Suppose that our limit exists and is equal to $a$. Let $\epsilon=1/10$. We show that there is no $N$ such that if $n\gt N$ then $|\cos(\pi n/3)-a|\lt \epsilon$

Suppose to the contrary that there is such an $N$. There is an $n\gt N$ of the form $(3)(2k)$. From this we conclude that $|1-a|\lt \epsilon$.

Similarly, we conclude that $|-1-a|\lt \epsilon$. So $|1+a|\lt \epsilon$.

We have $2=(1-a)+(1+a)$, and therefore by the Triaangle Inequality $$2\le |1-a|+|1+a|\lt 2\epsilon=\frac{1}{5},$$ which is impossible.

Remark: The Triangle Inequality stuff has a mysterious air. But really all that part of the argument does is to say that $a$ cannot be simultaneously within $\frac{1}{10}$ of $1$ and within $\frac{1}{10}$ of $-1$. We could, by the way, have picked $\epsilon=1$.

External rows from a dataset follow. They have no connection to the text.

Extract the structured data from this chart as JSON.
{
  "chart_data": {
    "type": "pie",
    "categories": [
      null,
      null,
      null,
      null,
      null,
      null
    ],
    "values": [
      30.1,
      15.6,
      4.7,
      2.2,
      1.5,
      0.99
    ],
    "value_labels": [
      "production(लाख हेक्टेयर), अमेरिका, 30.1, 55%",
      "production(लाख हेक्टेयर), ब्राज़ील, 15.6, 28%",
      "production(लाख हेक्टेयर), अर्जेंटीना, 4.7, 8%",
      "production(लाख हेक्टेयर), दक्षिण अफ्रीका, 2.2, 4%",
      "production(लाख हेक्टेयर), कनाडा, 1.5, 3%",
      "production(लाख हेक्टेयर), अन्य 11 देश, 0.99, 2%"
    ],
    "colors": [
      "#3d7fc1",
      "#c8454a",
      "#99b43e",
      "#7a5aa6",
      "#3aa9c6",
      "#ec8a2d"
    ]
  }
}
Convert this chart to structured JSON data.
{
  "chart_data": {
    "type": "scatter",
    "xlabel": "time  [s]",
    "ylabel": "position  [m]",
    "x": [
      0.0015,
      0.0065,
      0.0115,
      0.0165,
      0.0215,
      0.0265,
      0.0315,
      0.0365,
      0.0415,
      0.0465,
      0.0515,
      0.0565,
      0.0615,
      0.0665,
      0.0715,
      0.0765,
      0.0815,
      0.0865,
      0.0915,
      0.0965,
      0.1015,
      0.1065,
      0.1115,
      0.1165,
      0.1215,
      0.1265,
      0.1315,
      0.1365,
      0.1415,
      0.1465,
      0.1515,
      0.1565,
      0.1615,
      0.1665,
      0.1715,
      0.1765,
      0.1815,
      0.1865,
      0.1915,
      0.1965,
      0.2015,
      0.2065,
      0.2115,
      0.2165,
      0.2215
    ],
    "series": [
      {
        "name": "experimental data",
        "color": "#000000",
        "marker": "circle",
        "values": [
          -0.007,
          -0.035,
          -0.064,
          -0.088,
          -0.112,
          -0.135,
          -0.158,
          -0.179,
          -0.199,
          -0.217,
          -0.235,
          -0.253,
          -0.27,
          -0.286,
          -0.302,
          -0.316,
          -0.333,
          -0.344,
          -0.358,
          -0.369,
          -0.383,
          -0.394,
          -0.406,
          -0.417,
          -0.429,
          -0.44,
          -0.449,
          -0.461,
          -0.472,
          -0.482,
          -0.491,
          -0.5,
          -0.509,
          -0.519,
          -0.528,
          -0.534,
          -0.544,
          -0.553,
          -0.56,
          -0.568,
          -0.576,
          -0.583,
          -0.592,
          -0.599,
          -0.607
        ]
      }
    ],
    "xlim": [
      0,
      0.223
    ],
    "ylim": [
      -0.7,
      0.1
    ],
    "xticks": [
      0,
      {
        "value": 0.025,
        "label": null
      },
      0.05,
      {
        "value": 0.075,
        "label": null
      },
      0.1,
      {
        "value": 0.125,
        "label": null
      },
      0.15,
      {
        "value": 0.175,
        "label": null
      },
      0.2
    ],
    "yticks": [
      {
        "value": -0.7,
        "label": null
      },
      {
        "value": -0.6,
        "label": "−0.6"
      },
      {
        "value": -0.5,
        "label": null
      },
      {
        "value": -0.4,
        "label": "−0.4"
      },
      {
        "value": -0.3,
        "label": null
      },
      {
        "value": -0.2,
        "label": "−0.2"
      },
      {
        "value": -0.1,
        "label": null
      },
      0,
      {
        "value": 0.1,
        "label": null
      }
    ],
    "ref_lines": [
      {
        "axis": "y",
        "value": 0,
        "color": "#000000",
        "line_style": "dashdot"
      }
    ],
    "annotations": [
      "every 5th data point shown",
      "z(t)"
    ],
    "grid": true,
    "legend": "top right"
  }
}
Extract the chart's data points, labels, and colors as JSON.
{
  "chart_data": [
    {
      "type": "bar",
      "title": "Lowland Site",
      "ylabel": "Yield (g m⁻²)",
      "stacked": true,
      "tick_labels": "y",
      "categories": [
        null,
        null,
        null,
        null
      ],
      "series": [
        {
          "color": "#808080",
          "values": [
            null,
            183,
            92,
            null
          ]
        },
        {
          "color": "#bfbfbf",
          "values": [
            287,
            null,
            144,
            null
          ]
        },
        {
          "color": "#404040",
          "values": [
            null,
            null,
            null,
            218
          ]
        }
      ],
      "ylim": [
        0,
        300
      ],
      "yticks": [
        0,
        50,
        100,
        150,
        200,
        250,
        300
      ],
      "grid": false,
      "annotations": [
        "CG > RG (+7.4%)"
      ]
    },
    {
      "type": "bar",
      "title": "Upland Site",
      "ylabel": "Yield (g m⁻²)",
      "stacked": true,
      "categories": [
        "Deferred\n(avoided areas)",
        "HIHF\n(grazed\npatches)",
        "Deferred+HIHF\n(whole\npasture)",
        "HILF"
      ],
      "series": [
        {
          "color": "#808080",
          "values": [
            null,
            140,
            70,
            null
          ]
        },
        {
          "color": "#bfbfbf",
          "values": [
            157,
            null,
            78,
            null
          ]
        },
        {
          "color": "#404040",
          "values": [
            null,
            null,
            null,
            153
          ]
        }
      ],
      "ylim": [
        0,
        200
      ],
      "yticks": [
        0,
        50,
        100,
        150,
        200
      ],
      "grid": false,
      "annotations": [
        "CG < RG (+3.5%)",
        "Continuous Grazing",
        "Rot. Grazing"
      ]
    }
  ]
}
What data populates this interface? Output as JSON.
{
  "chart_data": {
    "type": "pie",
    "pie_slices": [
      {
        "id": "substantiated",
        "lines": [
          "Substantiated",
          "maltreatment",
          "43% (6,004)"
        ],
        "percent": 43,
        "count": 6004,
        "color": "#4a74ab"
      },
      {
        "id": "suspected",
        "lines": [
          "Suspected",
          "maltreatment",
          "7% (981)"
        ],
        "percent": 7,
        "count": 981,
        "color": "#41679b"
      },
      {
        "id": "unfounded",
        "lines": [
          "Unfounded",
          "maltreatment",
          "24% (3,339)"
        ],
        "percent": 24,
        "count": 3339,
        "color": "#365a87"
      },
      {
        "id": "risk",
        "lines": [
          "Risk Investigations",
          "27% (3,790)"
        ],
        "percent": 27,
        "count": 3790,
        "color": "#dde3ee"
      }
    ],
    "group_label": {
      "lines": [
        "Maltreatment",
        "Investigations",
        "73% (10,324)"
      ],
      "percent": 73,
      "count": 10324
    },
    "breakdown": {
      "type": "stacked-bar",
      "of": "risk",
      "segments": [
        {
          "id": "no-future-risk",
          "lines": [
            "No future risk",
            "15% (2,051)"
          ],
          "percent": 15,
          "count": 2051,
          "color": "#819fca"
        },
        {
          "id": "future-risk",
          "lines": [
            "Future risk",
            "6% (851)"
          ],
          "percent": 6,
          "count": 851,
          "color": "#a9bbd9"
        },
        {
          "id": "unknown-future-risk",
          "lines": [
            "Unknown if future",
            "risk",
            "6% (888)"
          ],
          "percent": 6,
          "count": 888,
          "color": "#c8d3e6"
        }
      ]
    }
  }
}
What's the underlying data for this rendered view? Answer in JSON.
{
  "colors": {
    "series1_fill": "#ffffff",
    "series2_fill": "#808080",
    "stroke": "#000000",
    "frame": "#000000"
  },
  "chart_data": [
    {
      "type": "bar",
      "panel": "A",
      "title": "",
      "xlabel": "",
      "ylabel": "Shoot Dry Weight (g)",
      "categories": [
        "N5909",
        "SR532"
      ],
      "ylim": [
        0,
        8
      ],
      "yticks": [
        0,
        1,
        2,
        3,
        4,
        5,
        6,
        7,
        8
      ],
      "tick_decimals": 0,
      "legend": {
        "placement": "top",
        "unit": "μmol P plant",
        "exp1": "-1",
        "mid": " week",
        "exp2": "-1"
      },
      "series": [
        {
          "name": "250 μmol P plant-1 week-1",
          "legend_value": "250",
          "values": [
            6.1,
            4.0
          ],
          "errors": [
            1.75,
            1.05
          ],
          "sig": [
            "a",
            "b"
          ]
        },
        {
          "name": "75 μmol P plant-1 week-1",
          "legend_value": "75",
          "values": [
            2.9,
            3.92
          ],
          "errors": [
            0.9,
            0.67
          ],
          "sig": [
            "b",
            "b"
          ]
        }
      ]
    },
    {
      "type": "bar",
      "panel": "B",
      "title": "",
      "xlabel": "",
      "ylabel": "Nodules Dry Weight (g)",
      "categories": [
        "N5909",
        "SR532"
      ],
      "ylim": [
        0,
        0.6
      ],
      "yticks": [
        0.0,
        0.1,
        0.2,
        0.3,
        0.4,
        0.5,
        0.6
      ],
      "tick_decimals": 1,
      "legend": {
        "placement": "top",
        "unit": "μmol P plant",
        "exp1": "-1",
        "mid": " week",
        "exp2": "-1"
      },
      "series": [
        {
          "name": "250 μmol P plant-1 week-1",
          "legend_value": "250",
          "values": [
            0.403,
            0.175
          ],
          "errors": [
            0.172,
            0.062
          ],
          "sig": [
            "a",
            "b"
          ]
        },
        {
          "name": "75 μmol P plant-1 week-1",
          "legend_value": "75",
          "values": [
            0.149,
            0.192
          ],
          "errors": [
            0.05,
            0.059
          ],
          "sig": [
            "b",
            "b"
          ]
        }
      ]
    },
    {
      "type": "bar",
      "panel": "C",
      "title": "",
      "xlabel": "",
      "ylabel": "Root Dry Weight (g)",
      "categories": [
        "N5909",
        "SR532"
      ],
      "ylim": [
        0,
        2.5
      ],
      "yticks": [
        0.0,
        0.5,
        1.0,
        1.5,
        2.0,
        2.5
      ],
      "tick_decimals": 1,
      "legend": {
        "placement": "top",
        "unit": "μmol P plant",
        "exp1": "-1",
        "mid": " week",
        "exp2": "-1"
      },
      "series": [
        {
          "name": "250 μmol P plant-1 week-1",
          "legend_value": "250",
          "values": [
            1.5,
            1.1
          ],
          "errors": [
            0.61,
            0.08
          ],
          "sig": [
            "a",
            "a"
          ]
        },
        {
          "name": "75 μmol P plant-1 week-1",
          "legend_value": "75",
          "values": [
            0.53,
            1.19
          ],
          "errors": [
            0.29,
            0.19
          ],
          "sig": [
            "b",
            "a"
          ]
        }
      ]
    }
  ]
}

Edit: We can alternately end by supposing, as in your post, that the limit is $L$. We show that $L$ can be neither $\le 0$ nor $\gt 0$. We show it cannot be $\gt 0$, and leave the other to you. Let $\epsilon=\frac{1}{10}$ and let $N$ have the property that if $n\gt N$ then $\cos(\pi n/3)$ is within $\epsilon$ of $L$. We can find an $n=(3)(2k+1)\gt N$. For that $n$ we have $\cos(n \pi/3)=-1$. But $|-1-L|\gt 1$, contradicting the fact it is $\lt \epsilon$.

Answer 2

HINT: The sequence is periodic (and not constant), hence the limit cannot exist.

Answer 3

If the sequence converges, then all its subsequences have the same limit. However, the subsequence $\big( \cos \big( \frac{(6k+3) \pi}{3} \big) \big)_{k \in \mathbb{N}}$ converges to $-1$ and the subsequence $\big( \cos \big( \frac{(6k) \pi}{3} \big) \big)_{k \in \mathbb{N}}$ converges to $1$. Hence, the limit does not exist.